Highlights of the BMC series: March 2016

Anxiety and depression in the LGB community • Why do 11-year-olds drink? • Co-infection of mosquito borne viruses • Gender associated mandible size • Animal response to climate change • Why freebirth? • Children’s HIV treatment • Attitudes to genetic research

Psychiatry: Anxiety and depression in the LGB community

This month BMC Psychiatry published a study investigating the association between sexual orientation identity and mental wellbeing. A meta-analysis of 12 population health surveys of adults in the UK showed that individuals identifying themselves as lesbian, gay or bisexual are twice as likely as heterosexuals to suffer from anxiety or depression. These results emphasize the need to address inequalities in mental health among these groups.

 

Public Health: Why do 11-year-olds drink?

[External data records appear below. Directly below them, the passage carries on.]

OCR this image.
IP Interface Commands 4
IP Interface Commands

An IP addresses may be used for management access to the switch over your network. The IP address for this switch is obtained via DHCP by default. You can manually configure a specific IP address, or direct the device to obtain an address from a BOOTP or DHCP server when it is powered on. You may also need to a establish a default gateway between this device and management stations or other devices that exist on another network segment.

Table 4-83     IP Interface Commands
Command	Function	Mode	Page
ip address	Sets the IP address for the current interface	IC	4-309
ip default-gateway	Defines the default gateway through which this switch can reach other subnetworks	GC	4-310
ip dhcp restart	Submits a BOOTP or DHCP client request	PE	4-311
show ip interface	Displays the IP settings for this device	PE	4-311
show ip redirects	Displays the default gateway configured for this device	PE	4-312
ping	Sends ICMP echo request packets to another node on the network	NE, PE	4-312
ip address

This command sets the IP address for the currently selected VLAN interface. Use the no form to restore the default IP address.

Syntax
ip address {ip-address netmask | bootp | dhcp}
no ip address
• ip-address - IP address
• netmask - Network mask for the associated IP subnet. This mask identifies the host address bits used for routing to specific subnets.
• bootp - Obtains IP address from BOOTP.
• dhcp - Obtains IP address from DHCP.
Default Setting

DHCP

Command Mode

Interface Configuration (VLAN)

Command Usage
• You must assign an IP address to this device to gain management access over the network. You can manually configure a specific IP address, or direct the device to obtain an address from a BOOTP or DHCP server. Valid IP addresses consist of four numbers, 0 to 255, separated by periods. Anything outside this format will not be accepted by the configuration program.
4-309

There is not much insight in what factors may influence young adolescents to drink. Researchers from London now shed light on this question in BMC Public Health, analysing survey responses from more than 10,000 11-year-olds in the UK. They found that around one in seven had drank, and were more likely to do so if their parents or friends drank, or if they lacked supervision, were unhappy with their family situation or had positive expectancies of alcohol. These results indicate that interventions at multiple levels are necessary for effective prevention of risky behaviour.

 

Infectious Diseases: Co-infection of mosquito borne viruses

Chikungunya and dengue fever are two viral diseases which have similar symptoms, making them difficult to distinguish. Since both are spread by the same Aedes species of mosquitoes, it is hypothesised that there is a spatial and temporal relation between the epidemiology of these two infections. A study published by BMC Infectious Diseases which collated information about the geographical distribution of the two viruses and the mosquitoes that spread them, suggests that many chikungunya cases might have been misdiagnosed as dengue fever, which points at the urgent need for better diagnostic tests, and development of the current dengue monitoring and control procedures to also include chikungunya. The article is further explained in another BMC series blog.

 

Genomics: Gender associated mandible size

The Golden Stag Beetle, Cyclommatus metallifer, exhibits distinct differences in morphology between the two sexes, particularly penetrant in the sizes of the mandibles. The transcriptomic mechanisms underlying these contrasts in morphology are therefore of particular interest. Research published in BMC Genomics this month describes how, utilising Roche 454 pyrosequencing, the male and female beetle transcriptome at both larval and pre-pupal developmental stages were assessed. Several candidate genes could be identified, and their effect on phenotype assessed in transcript knockdown experiments.

 

Evolutionary Biology: Animal response to climate change

Forecasts of species’ responses to climate change usually assume that the factors of most impact are ecological niche and the availability of habitat. An article published in BMC Evolutionary Biology shows however that species’ genetic diversity, generation time and rate of evolution are also important. The authors reconstructed populations of the emperor penguin and the Weddell seal over the past 75,000 years. Both animals are predators dependent on sea ice, and have overlapping habitats. While the seal population did not change, the number of penguins grew despite a warmer climate, something that could have been promoted by a higher adaptive capacity, enabled, among other factors, by a higher genetic flow between penguin colonies.

 

Proposed data workflow for linking genome-scale models of an organism’s metabolism with knowledge of protein structural properties. Brunk et al describe in BMC Systems Biology 10:26 (2016) how such integration for example could answer how the temperature (which affects protein instability) determines an organism’s growth rate.

 

Pregnancy and Childbirth: Why freebirth?

BMC Pregnancy & Childbirth published this month an article that investigates why women in the UK may choose to give birth without the presence of any medical professionals. Recurring themes emerging from the interviews with the ten women who shared the reasons behind their decisions was a negative previous experience with the maternity services, limited homebirth options, and a wish to enhance the birthing experience without any perceived clinical interference and with the possibility to retain control of the process. This study points out needs that should be addressed in order to fully achieve the woman-centered care that is the policy of the UK midwifery system.

 

Pediatrics: Children’s HIV treatment

Children living with HIV/AIDS also need antiretroviral treatment, but in quantities other than those used for adults. A study in BMC Pediatrics presents an analysis of the pediatric antiretroviral medicine market in developing countries. Mainly examining donor funded products, the authors show that, contrary to the adult market, pediatric formulations are not decreasing in price. The market is dominated by generic drugs, and since it is relatively small, requires targeted initiatives to ensure the generation and acquisition of pharmaceuticals adapted for children.

 

Medical Genomics: Attitudes to genetic research

Do people want to take part in genetic testing? An article in BMC Medical Genomics examines this month the attitudes to genetic studies held by residents living in the Japanese city of Nagahama. Several years after a community health-promotion program, the respondents seem to show good support and understanding of the benefits of genetic studies, including those who had been unaware of the program. Those who were more engaged with the program had fewer concerns about potential negative effects of testing, but this did not increase willingness to take part in related activities, such as drug susceptibility testing.